The HF cloud includes returns that bounced from the upper canopy and returns that bounced from the forrest floor.
You write your filters to pick the features (tree tops, tree foor, canopy density estimates, etc) you're interested in.
It's also possible to map recent snowfall depths with LIDAR | microwave RADAR tweaks.
According to [1], they rely on finding holmes in the foliage:
Lidar, of course, does not actually see through vegetation. Rather, it sees through holes in the foliage. Some of the multiple laser pulses it emits simply find openings between leaves and branches, in much the same way that sunlight filters through the forest canopy, continuing down to the ground.
[1]: https://www.gislounge.com/next-generation-lidar-seeing-the-f....
It’s important to realize that the laser pulse doesn’t remain at the same diameter the whole time; it’s path looks like a cone, albeit a very narrow cone. By the time it hits the ground it can be a couple of metres in diameter.
That two metre wide bunch of photons is what is travelling through the canopy. Some fraction hit the top of the canopy and are reflected; some fraction of the reflected photons travel back in a straight line to the detector, the rest are lost to the environment. The same process repeats until the pulse hits the ground, and whatever photons are left reflect back.
The energy returned to the detector is a tiny fraction of the energy sent out.
Smearing him as a promoter of pseudo-scientific theories without articulating your rationale is frankly weak-sauce.
I find your argument as un-compelling as those who smear others as conspiracy theorists so they can dismiss their claims without a second thought. Try harder.

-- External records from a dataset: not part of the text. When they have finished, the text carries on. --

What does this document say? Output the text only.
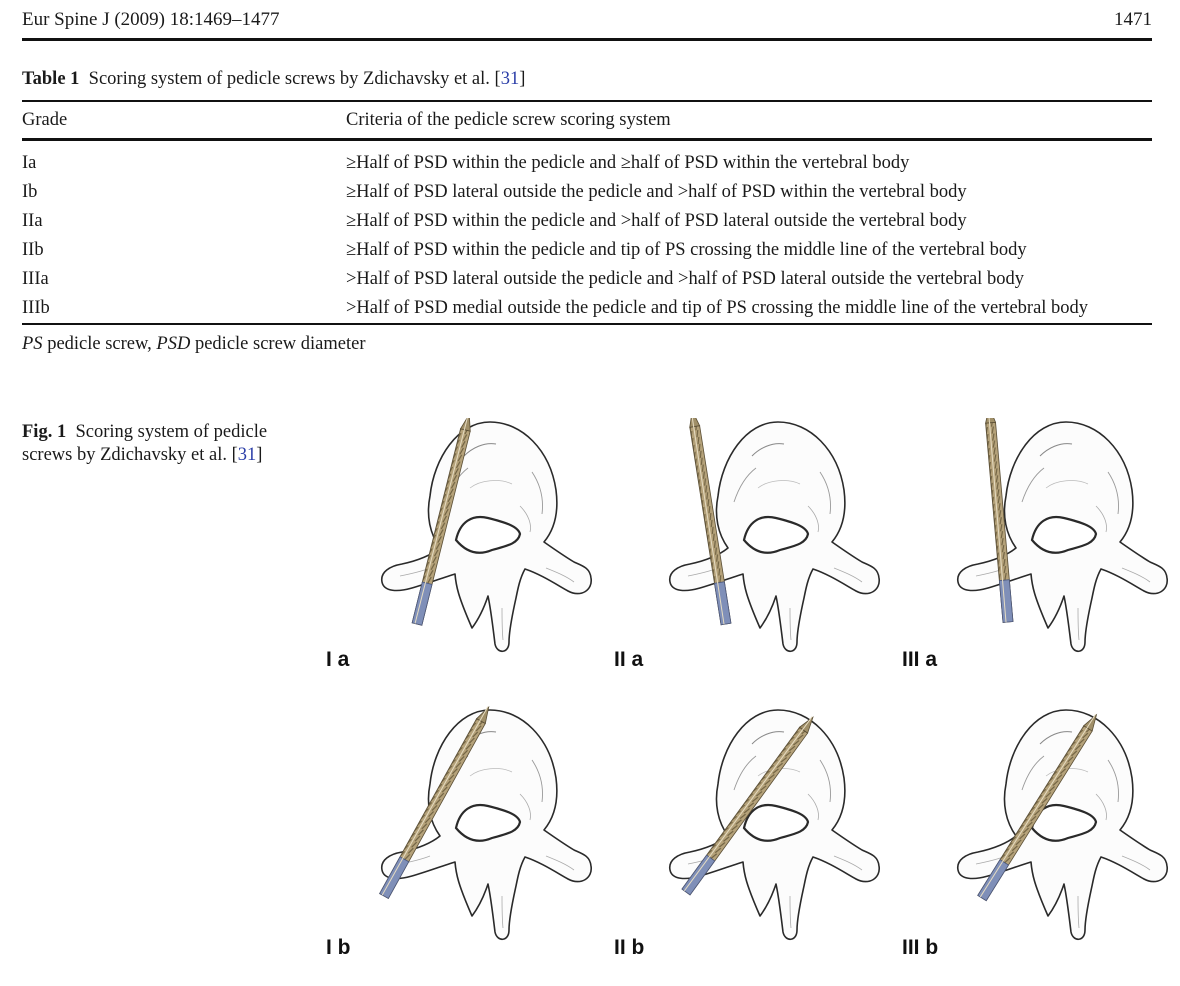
Eur Spine J (2009) 18:1469–1477	1471
Table 1 Scoring system of pedicle screws by Zdichavsky et al. [31]
Grade	Criteria of the pedicle screw scoring system
Ia	≥Half of PSD within the pedicle and ≥half of PSD within the vertebral body
Ib	≥Half of PSD lateral outside the pedicle and >half of PSD within the vertebral body
IIa	≥Half of PSD within the pedicle and >half of PSD lateral outside the vertebral body
IIb	≥Half of PSD within the pedicle and tip of PS crossing the middle line of the vertebral body
IIIa	>Half of PSD lateral outside the pedicle and >half of PSD lateral outside the vertebral body
IIIb	>Half of PSD medial outside the pedicle and tip of PS crossing the middle line of the vertebral body
PS pedicle screw, PSD pedicle screw diameter
Fig. 1 Scoring system of pedicle screws by Zdichavsky et al. [31]
I a	II a	III a
I b	II b	III b
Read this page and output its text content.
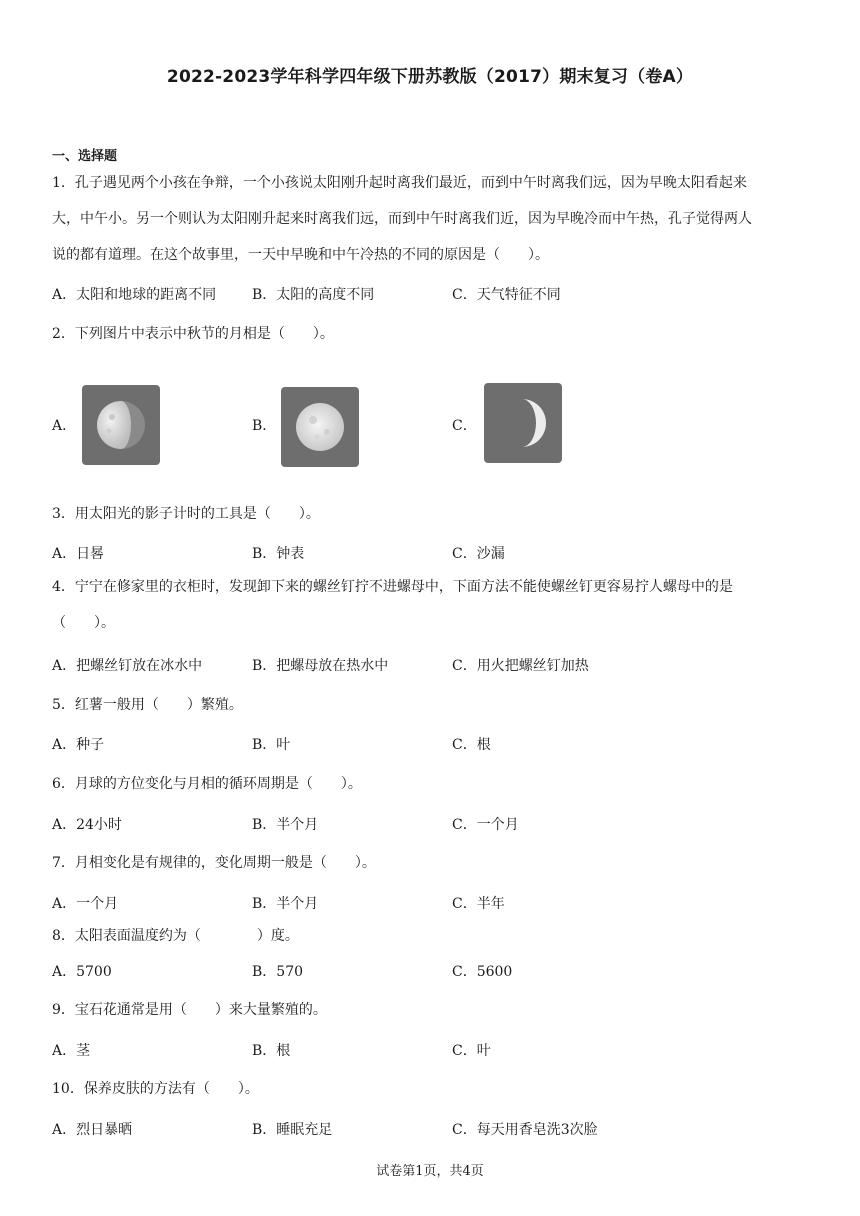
2022-2023学年科学四年级下册苏教版（2017）期末复习（卷A）
一、选择题
1．孔子遇见两个小孩在争辩，一个小孩说太阳刚升起时离我们最近，而到中午时离我们远，因为早晚太阳看起来
大，中午小。另一个则认为太阳刚升起来时离我们远，而到中午时离我们近，因为早晚冷而中午热，孔子觉得两人
说的都有道理。在这个故事里，一天中早晚和中午冷热的不同的原因是（　　）。
A．太阳和地球的距离不同	B．太阳的高度不同	C．天气特征不同
2．下列图片中表示中秋节的月相是（　　）。
A．	B．	C．
3．用太阳光的影子计时的工具是（　　）。
A．日晷	B．钟表	C．沙漏
4．宁宁在修家里的衣柜时，发现卸下来的螺丝钉拧不进螺母中，下面方法不能使螺丝钉更容易拧人螺母中的是
（　　）。
A．把螺丝钉放在冰水中	B．把螺母放在热水中	C．用火把螺丝钉加热
5．红薯一般用（　　）繁殖。
A．种子	B．叶	C．根
6．月球的方位变化与月相的循环周期是（　　）。
A．24小时	B．半个月	C．一个月
7．月相变化是有规律的，变化周期一般是（　　）。
A．一个月	B．半个月	C．半年
8．太阳表面温度约为（　　　　）度。
A．5700	B．570	C．5600
9．宝石花通常是用（　　）来大量繁殖的。
A．茎	B．根	C．叶
10．保养皮肤的方法有（　　）。
A．烈日暴晒	B．睡眠充足	C．每天用香皂洗3次脸
试卷第1页，共4页
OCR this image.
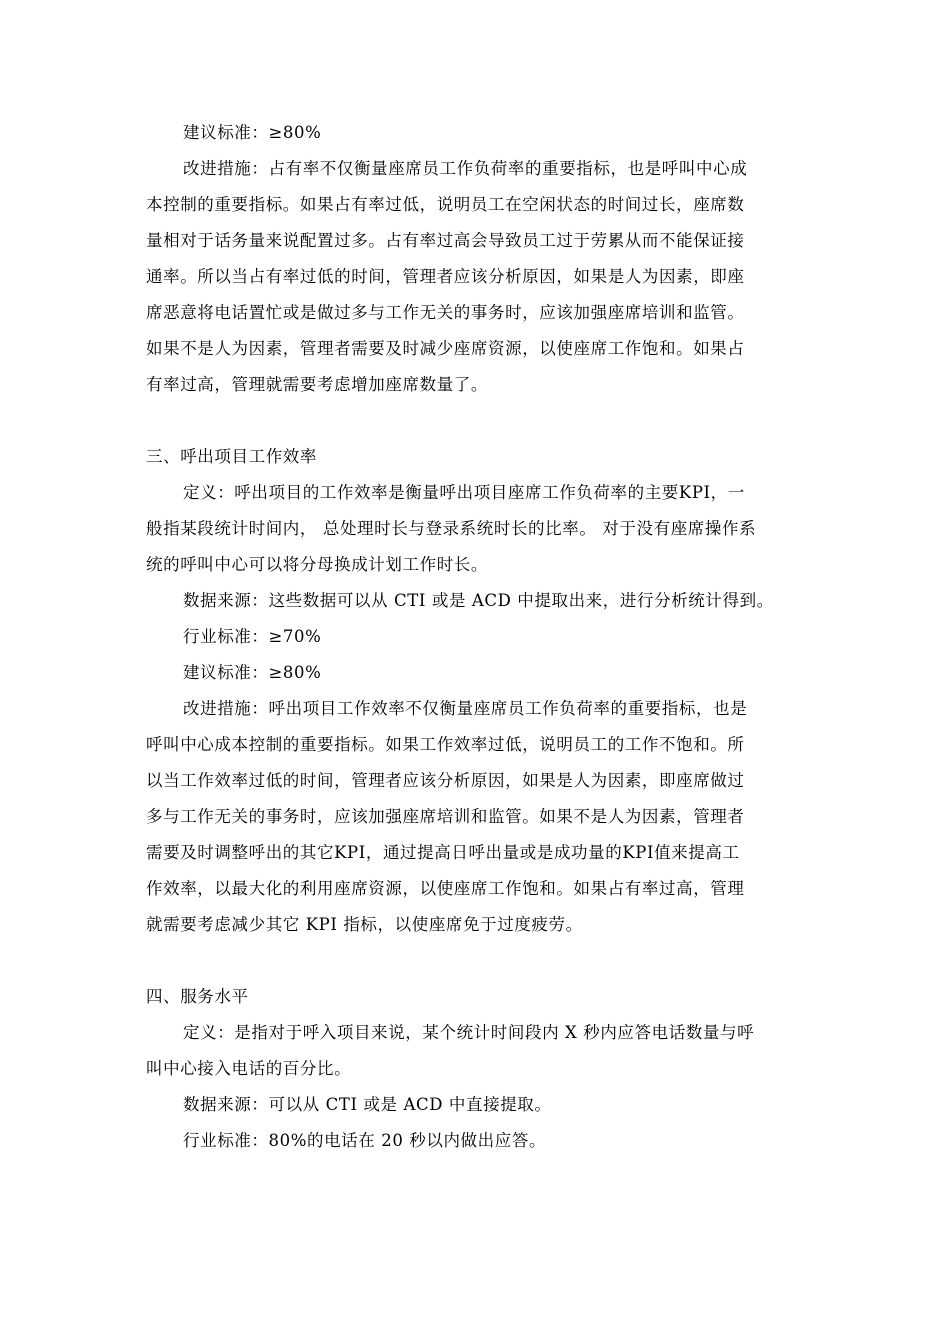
建议标准：≥80%
改进措施：占有率不仅衡量座席员工作负荷率的重要指标，也是呼叫中心成
本控制的重要指标。如果占有率过低，说明员工在空闲状态的时间过长，座席数
量相对于话务量来说配置过多。占有率过高会导致员工过于劳累从而不能保证接
通率。所以当占有率过低的时间，管理者应该分析原因，如果是人为因素，即座
席恶意将电话置忙或是做过多与工作无关的事务时，应该加强座席培训和监管。
如果不是人为因素，管理者需要及时减少座席资源，以使座席工作饱和。如果占
有率过高，管理就需要考虑增加座席数量了。
三、呼出项目工作效率
定义：呼出项目的工作效率是衡量呼出项目座席工作负荷率的主要KPI，一
般指某段统计时间内， 总处理时长与登录系统时长的比率。 对于没有座席操作系
统的呼叫中心可以将分母换成计划工作时长。
数据来源：这些数据可以从 CTI 或是 ACD 中提取出来，进行分析统计得到。
行业标准：≥70%
建议标准：≥80%
改进措施：呼出项目工作效率不仅衡量座席员工作负荷率的重要指标，也是
呼叫中心成本控制的重要指标。如果工作效率过低，说明员工的工作不饱和。所
以当工作效率过低的时间，管理者应该分析原因，如果是人为因素，即座席做过
多与工作无关的事务时，应该加强座席培训和监管。如果不是人为因素，管理者
需要及时调整呼出的其它KPI，通过提高日呼出量或是成功量的KPI值来提高工
作效率，以最大化的利用座席资源，以使座席工作饱和。如果占有率过高，管理
就需要考虑减少其它 KPI 指标，以使座席免于过度疲劳。
四、服务水平
定义：是指对于呼入项目来说，某个统计时间段内 X 秒内应答电话数量与呼
叫中心接入电话的百分比。
数据来源：可以从 CTI 或是 ACD 中直接提取。
行业标准：80%的电话在 20 秒以内做出应答。
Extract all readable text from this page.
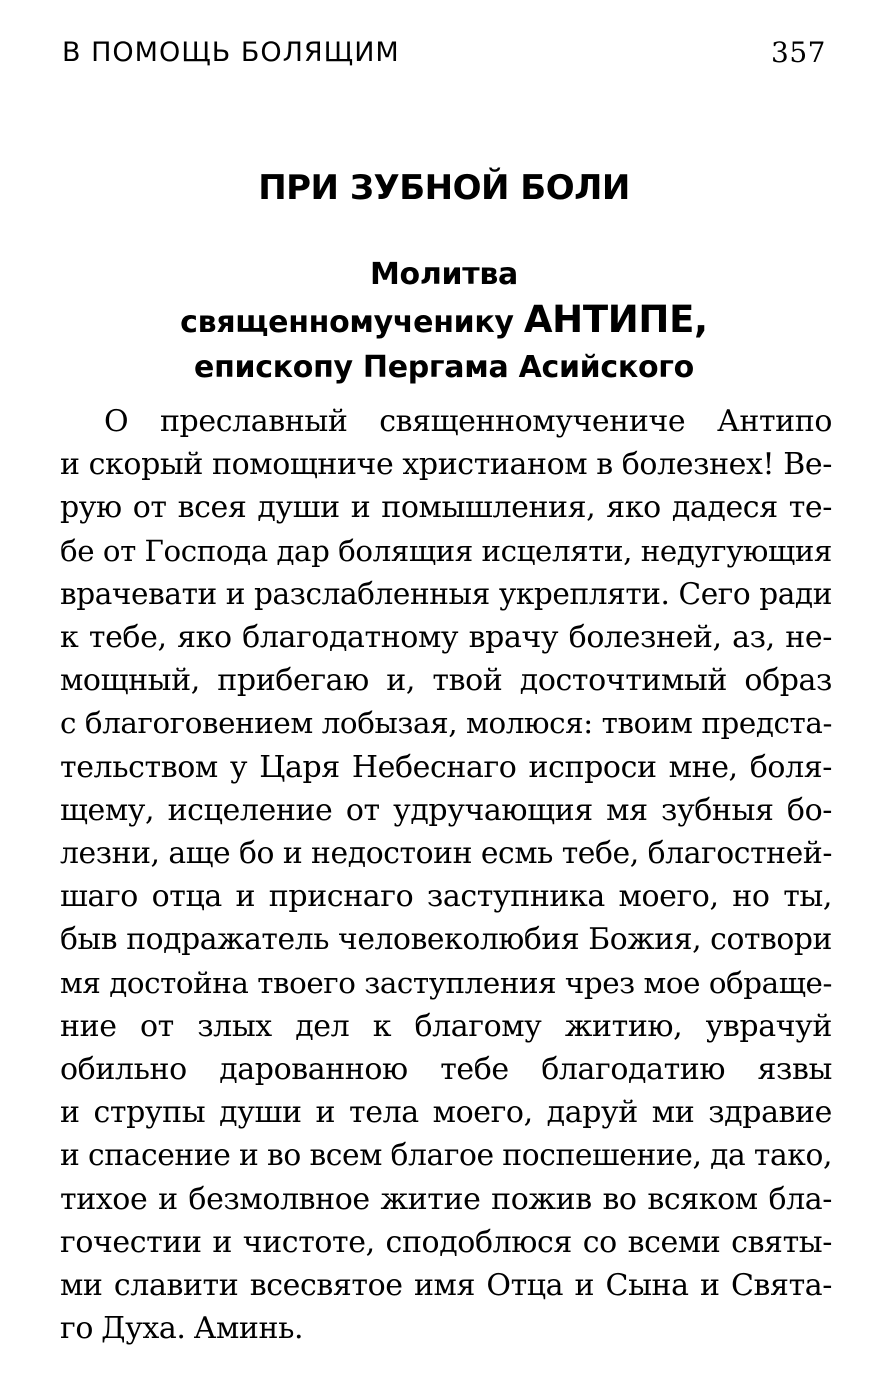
В ПОМОЩЬ БОЛЯЩИМ	357
ПРИ ЗУБНОЙ БОЛИ
Молитва
священномученику АНТИПЕ,
епископу Пергама Асийского
О преславный священномучениче Антипо
и скорый помощниче христианом в болезнех! Ве-
рую от всея души и помышления, яко дадеся те-
бе от Господа дар болящия исцеляти, недугующия
врачевати и разслабленныя укрепляти. Сего ради
к тебе, яко благодатному врачу болезней, аз, не-
мощный, прибегаю и, твой досточтимый образ
с благоговением лобызая, молюся: твоим предста-
тельством у Царя Небеснаго испроси мне, боля-
щему, исцеление от удручающия мя зубныя бо-
лезни, аще бо и недостоин есмь тебе, благостней-
шаго отца и приснаго заступника моего, но ты,
быв подражатель человеколюбия Божия, сотвори
мя достойна твоего заступления чрез мое обраще-
ние от злых дел к благому житию, уврачуй
обильно дарованною тебе благодатию язвы
и струпы души и тела моего, даруй ми здравие
и спасение и во всем благое поспешение, да тако,
тихое и безмолвное житие пожив во всяком бла-
гочестии и чистоте, сподоблюся со всеми святы-
ми славити всесвятое имя Отца и Сына и Свята-
го Духа. Аминь.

Do these 'historic' finds serve any purpose for our future generations? Or would those trees have served our children better?
Some 14120 square miles of Guatemala is forested. While the 650 square miles of this archeological site represents a not-insignificant 4.6% of its forests, I doubt the archeologists are going to fell every tree and dig up every stump.
Since you care so much about trees, I have to ask, how many trees have you personally planted? How much money have you donated to tree-planting programs? Otherwise you're just virtue-signaling.